Herbert, Robert D; Kasza, Jessica; Bø, Kari.
Afiliación
  • Herbert RD; Neuroscience Research Australia (NeuRA), Sydney, Australia. r.herbert@neura.edu.au.
  • Kasza J; The University of New South Wales, Sydney, Australia. r.herbert@neura.edu.au.
  • Bø K; Monash University, Melbourne, Australia.
BMC Med Res Methodol ; 18(1): 48, 2018 05 29.
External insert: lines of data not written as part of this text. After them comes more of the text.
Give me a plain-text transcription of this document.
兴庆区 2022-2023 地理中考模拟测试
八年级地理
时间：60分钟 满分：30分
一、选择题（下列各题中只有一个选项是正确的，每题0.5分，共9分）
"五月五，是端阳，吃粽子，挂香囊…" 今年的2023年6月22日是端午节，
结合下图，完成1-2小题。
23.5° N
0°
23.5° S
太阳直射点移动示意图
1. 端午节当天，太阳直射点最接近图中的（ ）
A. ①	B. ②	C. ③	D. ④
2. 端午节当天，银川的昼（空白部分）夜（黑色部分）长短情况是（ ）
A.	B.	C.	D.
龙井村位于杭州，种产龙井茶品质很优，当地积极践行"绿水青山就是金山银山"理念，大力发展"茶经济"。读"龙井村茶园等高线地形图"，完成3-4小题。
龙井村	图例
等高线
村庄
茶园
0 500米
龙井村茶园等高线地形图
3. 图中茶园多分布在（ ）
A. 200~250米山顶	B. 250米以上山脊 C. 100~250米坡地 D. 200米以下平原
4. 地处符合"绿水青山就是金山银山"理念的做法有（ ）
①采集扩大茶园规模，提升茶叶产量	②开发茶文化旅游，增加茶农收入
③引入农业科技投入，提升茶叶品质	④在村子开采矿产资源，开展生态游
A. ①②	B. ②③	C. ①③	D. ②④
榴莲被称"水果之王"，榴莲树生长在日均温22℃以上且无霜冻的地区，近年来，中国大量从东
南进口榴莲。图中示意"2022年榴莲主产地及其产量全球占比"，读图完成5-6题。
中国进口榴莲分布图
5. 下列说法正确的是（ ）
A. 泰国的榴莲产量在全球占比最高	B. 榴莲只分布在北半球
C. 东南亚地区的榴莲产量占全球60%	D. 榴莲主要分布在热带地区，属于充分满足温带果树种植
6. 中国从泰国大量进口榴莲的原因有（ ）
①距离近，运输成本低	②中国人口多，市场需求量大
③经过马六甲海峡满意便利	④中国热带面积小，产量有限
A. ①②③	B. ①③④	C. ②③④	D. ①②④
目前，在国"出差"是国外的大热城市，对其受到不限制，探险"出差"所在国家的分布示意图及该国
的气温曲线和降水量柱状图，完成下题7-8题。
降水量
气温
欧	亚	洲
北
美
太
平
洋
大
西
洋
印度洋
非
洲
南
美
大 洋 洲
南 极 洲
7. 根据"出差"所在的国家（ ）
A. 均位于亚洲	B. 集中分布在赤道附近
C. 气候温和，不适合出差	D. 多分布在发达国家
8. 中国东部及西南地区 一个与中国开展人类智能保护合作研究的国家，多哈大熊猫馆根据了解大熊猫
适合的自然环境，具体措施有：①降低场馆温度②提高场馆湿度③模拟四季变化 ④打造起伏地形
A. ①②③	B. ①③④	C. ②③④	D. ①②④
Article en En | MEDLINE | ID: mdl-29843614
Randomised trials with long-term follow-up can provide estimates of the long-term effects of health interventions. However, analysis of long-term outcomes in randomised trials may be complicated by problems with the administration of treatment such as non-adherence, treatment switching and co-intervention, and problems obtaining outcome measurements arising from loss to follow-up and death of participants. Methods for dealing with these issues that involve conditioning on post-randomisation variables are unsatisfactory because they may involve the comparison of non-exchangeable groups and generate estimates that do not have a valid causal interpretation. We describe approaches to analysis that potentially provide estimates of causal effects when such issues arise. Brief descriptions are provided of the use of instrumental variable and propensity score methods in trials with imperfect adherence, marginal structural models and g-estimation in trials with treatment switching, mixed longitudinal models and multiple imputation in trials with loss to follow-up, and a sensitivity analysis that can be used when trial follow-up is truncated by death or other events. Clinical trialists might consider these methods both at the design and analysis stages of randomised trials with long-term follow-up.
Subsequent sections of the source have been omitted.